To insert at the end, you want to change the while condition to:
while(temp->next != null)
After the loop, temp will point to the last element in the list. Then create a new node:
node* newNode = new node;
newNode->data = name;
newNode->next = NULL;
Then change temps next to this new node:
temp->next = newNode;
You also do not need to pass firstNode as a reference, unless you want NULL to be treated as a linked list with length 0. In that case, you will need to significantly modify your method so it can handle the case where firstNode is NULL separately, as in that case you cannot evaluate firstNode->next without a segmentation fault.

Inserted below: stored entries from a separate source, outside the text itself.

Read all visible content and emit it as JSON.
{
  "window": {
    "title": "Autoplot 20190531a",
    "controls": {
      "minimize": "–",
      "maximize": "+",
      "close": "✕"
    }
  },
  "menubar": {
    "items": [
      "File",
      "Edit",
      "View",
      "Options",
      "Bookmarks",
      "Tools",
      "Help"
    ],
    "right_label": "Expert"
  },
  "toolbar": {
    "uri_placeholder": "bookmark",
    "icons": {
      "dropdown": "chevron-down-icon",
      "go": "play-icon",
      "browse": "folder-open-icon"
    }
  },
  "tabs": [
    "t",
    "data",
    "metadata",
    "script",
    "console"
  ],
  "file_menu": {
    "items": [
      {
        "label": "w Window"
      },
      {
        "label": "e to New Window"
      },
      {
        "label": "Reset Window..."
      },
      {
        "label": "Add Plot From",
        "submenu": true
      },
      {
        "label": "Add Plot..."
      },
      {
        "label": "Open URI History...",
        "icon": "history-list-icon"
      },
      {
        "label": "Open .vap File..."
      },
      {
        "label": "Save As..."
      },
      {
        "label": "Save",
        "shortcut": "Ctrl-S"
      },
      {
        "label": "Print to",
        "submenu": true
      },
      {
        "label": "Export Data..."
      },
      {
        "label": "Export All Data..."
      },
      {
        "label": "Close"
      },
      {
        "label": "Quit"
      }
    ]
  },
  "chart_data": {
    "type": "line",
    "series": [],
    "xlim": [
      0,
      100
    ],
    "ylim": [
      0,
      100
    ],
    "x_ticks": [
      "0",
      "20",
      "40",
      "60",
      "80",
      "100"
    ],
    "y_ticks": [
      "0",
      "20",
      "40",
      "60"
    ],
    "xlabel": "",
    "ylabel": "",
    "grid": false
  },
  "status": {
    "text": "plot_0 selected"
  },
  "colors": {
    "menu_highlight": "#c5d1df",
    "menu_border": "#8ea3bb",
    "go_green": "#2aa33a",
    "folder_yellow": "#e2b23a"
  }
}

If you don't want to use reference pointer, you could use pointer to pointer. My complete code goes like below:
void insertAtEnd(struct node **p,int new_data)
{
struct node *new_node=(struct node *)malloc(sizeof(struct node));
new_node->data=new_data;
new_node->next=NULL;
if((*p)==NULL)//if list is empty
{
*p=new_node;
return;
}
struct node* last=*p;//initailly points to the 1st node
while((last)->next != NULL)//traverse till the last node
last=last->next;
last->next=new_node;
}
void printlist(struct node *node)
{
while(node != NULL);
{
printf("%d->",node->data);
node=node->next;
}
}
int main()
{
struct node *root=NULL;
insertAtEnd(&root,1);
insertAtEnd(&root,2);
insertAtEnd(&root,3);
insertAtEnd(&root,4);
insertAtEnd(&root,5);
printlist(root);
return 0;
}
Understanding the need of the below two variables is key to understanding the problem:
struct node **p: Because we need to link it from the root node created in the main.
struct node* last: Because if not used, the original content will be changed with the contents of the next node inside the while loop. In the end only 2 elements will be printed, the last 2 nodes, which is not desired.
void addlast ( int a)
{
node* temp = new node;
temp->data = a;
temp->next = NULL;
temp->prev=NULL;
if(count == maxnum)
{
top = temp;
count++;
}
else
{
node* last = top;
while(last->next)
last=last->next;
last->next = temp;
}
}
#include <bits/stdc++.h>
using namespace std;
class Node
{
public:
int data;
Node *next;
};
void append(Node *first, int n)
{
Node *foo = new Node();
foo->data = n;
foo->next = NULL;
if (first == NULL)
{
first = foo;
}
else
{
Node *last = first;
while (last->next)
last = last->next;
last->next = foo;
}
}
void printList(Node *first)
{
while (first->next != NULL)
{
first = first->next;
cout << first->data << ' ';
}
}
int main()
{
Node *node = new Node();
append(node, 4);
append(node, 10);
append(node, 7);
printList(node);
return 0;
}
Output: 4 10 7
You can use this code:
void insertAtEnd(Node* firstNode, string name)
{
Node* newn = new Node; //create new node
while( firstNode->next != NULL ) //find the last element in yur list
firstNode = firstNode->next; //he is the one that points to NULL
firstNode->next = newn; //make it to point to the new element
newn->next = NULL; //make your new element to be the last (NULL)
newn->data = name; //assign data.
}
void InsertAtEnd (node* &firstNode, string name){
node* temp=firstNode;
while(temp && temp->next!=NULL) temp=temp->next;
node * temp1 = new node;
temp1->data=name;
temp1->next=NULL;
if(temp==NULL)
firstNode=temp1;
else
temp->next= temp1;
}
while loop will return at temp==null in your code instead you need to return last node pointer from while loop like this
while(temp && temp->next!=NULL) temp=temp->next;
and assign a new node to next pointer of the returned temp node will add the data to the tail of linked list.